Figure 1. Distribution of plasma H-FABP in apparently healthy volunteers of 41 - 70 years. Data are shown for females (n = 113) and males (n = 140) separately and combined. The 99th centile is 5.6 ng/mL.
4. DISCUSSION
The observed mean plasma H-FABP concentration, which was measured with an assay with improved analytical performance, is similar to previously published values for apparently healthy volunteers [2,8-10]. We also confirm the increase of plasma H-FABP with age and higher values for male than for female subjects [2,8]. However, a previous study of a UK population sample reported no significant gender differences, although a tendency to higher values in male subjects was noted [9].
The 99th centile value defined in our report (5.6 ng/mL) agrees to that reported by Bathia et al. [9] which is lower than that reported by others [8,10]. These discrepancies may result, at least in part, from the use of distinct immunoassays for H-FABP, as the various investigators applied either the Randox Evidence Investigator assay [9], the Randox immunoturbidimetric assay [10], or the Markit-M H-FABP assay from Dainippon Pharmaceutical Ltd. [8]. It has been suggested that the difference between assays is due to a calibration difference rather than a difference in antibody specificity [9]. Therefore, an international H-FABP standard will be needed to make sure that H-FABP become more widely used in clinical practice.
Various clinical studies have assessed the diagnostic performance of H-FABP in the early diagnosis of AMI and the receiver operating characteristic (ROC) curve analyses have reported cut-off levels for a positive test ranging from 3.3 to 12 ng/mL [6,13,14]. The 99th centile value of 5.6 ng/mL agrees with this range of reported cut-off levels.
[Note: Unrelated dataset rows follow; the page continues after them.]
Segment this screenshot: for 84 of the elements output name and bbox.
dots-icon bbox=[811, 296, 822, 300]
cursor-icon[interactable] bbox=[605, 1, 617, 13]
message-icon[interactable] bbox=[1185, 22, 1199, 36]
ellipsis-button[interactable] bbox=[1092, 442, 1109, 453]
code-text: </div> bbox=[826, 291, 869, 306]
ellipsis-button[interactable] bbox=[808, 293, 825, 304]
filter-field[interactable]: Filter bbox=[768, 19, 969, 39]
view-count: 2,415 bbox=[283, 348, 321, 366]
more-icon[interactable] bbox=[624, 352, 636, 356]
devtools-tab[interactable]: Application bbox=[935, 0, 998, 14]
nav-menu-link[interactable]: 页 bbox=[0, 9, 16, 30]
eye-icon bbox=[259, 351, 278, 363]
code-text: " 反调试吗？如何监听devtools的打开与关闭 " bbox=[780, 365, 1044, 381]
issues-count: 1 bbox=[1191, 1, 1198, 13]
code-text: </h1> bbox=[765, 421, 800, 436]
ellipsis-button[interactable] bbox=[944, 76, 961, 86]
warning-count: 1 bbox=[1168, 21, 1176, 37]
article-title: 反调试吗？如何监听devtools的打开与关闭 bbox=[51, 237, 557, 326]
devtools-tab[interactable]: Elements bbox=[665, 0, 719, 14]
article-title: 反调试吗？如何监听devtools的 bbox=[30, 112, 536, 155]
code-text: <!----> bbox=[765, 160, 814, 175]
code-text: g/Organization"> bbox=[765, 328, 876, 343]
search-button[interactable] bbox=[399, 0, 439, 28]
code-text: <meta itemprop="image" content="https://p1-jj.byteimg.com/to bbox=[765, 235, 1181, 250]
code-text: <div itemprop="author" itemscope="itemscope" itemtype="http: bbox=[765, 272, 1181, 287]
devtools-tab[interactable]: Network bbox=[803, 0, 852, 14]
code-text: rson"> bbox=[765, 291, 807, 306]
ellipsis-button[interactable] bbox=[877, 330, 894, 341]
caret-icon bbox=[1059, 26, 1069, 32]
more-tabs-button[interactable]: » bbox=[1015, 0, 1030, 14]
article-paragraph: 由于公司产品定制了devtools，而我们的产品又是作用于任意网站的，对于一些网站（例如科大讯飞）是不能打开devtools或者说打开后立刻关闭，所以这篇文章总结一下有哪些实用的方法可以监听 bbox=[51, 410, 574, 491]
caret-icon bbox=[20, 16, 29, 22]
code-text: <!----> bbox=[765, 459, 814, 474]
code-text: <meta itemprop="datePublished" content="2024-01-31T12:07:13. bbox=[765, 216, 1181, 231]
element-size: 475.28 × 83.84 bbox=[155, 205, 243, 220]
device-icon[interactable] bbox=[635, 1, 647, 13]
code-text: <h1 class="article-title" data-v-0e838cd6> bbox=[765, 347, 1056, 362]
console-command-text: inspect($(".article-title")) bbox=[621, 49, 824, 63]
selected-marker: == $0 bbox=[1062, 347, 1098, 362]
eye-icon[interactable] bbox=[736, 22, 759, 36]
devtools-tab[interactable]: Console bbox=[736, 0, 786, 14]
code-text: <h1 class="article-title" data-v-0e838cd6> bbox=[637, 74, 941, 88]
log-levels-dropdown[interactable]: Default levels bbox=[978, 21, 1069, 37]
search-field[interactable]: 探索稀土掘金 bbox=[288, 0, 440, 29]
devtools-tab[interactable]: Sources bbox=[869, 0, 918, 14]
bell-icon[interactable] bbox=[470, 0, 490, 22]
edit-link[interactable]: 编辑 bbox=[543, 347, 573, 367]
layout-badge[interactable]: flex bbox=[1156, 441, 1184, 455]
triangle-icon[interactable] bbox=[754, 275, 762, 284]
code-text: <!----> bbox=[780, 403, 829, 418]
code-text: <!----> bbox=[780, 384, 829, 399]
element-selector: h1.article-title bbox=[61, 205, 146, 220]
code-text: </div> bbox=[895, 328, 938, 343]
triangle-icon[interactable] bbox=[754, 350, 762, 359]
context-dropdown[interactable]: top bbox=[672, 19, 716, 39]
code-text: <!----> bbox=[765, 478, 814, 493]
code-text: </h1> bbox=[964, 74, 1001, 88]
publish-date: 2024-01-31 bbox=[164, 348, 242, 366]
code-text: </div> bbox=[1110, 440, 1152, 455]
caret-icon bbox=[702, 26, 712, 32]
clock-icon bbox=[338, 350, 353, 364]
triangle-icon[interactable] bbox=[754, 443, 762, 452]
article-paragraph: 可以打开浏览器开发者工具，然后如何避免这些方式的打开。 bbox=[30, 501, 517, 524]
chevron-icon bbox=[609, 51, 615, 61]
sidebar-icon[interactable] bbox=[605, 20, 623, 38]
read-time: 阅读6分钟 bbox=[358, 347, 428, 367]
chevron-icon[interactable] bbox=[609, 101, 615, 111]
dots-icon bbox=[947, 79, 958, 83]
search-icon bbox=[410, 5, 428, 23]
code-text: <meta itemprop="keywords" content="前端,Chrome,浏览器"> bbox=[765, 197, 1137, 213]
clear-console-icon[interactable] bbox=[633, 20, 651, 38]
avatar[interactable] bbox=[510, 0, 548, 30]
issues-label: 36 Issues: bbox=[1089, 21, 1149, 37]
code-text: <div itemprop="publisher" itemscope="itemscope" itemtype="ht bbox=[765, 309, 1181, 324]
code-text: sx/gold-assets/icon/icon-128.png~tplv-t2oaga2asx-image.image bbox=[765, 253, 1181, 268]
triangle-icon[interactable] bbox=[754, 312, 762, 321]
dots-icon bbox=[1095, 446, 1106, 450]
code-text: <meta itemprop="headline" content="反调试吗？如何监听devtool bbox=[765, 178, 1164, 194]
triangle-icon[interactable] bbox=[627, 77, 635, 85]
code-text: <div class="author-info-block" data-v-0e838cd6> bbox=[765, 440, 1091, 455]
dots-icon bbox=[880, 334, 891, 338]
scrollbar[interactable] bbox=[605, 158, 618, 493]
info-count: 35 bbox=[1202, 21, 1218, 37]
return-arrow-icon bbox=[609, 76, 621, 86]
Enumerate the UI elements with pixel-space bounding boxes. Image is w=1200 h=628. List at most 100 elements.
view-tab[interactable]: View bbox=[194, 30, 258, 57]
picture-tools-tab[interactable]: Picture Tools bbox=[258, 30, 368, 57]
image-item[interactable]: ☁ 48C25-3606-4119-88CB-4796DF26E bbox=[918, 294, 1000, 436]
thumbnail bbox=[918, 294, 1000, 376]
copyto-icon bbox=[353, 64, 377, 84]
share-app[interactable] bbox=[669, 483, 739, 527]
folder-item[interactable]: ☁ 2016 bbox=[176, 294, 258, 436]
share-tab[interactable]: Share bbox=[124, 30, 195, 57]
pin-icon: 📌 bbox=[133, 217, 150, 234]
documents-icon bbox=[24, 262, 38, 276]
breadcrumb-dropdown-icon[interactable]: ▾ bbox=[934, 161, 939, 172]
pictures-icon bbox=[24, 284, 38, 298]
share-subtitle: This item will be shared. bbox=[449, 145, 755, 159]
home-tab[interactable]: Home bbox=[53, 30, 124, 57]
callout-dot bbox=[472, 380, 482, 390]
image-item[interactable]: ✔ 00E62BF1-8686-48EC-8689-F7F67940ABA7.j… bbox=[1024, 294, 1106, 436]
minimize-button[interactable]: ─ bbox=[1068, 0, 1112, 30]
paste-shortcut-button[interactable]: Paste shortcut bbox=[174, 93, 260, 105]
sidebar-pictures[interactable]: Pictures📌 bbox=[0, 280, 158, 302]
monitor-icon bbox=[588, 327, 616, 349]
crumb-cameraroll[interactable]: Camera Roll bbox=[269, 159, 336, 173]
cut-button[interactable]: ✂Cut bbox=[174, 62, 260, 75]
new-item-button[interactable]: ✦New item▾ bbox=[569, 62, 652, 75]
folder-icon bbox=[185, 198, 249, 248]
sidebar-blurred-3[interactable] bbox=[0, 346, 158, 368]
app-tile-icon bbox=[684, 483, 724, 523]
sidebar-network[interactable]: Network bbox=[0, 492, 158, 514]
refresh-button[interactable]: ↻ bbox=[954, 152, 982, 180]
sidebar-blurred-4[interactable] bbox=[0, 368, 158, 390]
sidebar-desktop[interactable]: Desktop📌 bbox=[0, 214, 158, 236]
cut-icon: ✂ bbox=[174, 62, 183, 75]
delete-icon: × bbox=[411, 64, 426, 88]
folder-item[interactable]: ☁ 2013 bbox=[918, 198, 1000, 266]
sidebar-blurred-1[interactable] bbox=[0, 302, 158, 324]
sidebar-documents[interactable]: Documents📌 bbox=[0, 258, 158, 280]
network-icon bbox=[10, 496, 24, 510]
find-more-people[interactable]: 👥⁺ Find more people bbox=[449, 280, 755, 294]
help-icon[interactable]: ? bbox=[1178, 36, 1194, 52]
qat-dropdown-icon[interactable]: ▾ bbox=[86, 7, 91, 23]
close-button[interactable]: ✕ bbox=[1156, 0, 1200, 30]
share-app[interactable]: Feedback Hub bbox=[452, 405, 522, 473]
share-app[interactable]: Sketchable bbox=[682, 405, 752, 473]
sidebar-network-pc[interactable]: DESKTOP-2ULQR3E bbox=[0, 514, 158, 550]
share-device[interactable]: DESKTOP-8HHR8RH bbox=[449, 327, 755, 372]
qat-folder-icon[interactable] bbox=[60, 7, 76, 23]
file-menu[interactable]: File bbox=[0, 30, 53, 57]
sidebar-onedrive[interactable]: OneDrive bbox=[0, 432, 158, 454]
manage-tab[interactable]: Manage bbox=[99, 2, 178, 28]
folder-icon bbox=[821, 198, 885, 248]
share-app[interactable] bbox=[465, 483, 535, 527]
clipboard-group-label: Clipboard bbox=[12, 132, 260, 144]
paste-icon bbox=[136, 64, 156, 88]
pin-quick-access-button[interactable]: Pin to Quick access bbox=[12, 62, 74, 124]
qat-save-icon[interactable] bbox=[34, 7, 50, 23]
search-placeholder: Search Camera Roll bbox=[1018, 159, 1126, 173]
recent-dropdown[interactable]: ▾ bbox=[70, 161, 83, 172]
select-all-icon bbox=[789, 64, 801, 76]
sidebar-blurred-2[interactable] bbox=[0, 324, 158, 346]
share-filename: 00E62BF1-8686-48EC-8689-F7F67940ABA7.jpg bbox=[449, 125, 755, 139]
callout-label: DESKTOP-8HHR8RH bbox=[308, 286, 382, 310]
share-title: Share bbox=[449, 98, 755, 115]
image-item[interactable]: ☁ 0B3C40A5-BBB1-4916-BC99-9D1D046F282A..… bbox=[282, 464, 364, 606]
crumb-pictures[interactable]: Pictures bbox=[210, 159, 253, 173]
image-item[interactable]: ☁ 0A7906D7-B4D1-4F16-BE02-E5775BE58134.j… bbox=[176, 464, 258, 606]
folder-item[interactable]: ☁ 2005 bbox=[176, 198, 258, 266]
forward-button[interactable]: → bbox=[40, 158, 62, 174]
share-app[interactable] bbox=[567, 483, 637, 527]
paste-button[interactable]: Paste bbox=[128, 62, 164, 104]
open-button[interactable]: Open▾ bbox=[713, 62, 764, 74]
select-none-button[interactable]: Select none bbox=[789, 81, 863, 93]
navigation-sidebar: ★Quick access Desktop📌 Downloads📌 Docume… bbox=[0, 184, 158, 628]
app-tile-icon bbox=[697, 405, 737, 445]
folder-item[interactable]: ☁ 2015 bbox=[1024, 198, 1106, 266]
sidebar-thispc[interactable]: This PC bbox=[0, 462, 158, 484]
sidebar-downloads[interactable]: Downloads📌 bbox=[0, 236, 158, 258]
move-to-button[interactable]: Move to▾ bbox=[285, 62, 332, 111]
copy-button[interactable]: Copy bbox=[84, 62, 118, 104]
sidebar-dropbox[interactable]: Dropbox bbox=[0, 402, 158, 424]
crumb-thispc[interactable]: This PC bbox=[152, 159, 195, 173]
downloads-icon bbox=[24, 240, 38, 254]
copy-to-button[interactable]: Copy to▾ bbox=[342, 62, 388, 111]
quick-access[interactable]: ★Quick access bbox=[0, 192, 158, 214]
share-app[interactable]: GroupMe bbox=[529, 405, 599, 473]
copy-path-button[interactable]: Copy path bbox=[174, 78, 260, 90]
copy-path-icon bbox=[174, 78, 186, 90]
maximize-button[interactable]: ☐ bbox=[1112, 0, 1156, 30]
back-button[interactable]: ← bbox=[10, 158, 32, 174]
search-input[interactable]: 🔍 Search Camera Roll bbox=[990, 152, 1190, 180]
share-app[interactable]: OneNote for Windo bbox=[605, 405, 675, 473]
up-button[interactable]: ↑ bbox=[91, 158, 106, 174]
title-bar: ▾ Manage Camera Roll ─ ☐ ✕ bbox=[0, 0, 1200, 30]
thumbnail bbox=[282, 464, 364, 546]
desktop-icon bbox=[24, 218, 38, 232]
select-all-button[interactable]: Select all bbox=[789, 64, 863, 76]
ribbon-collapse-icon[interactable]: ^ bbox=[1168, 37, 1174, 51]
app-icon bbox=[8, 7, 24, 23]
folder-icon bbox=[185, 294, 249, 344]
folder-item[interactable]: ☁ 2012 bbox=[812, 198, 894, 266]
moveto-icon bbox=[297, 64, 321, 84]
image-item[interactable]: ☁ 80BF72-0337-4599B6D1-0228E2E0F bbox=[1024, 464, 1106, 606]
It should be noted that plasma H-FABP can be quantitatively determined in the full normal population. In contrast, for troponin T (and also troponin I), the assay detection limit is much closer to the 99th centile value so that troponin levels cannot be quantitatively determined in a larger part of the normal population [15]. These differences in analytical performance between H-FABP and TnT add to the potential of H-FABP for risk stratification in patients suspected for ACS.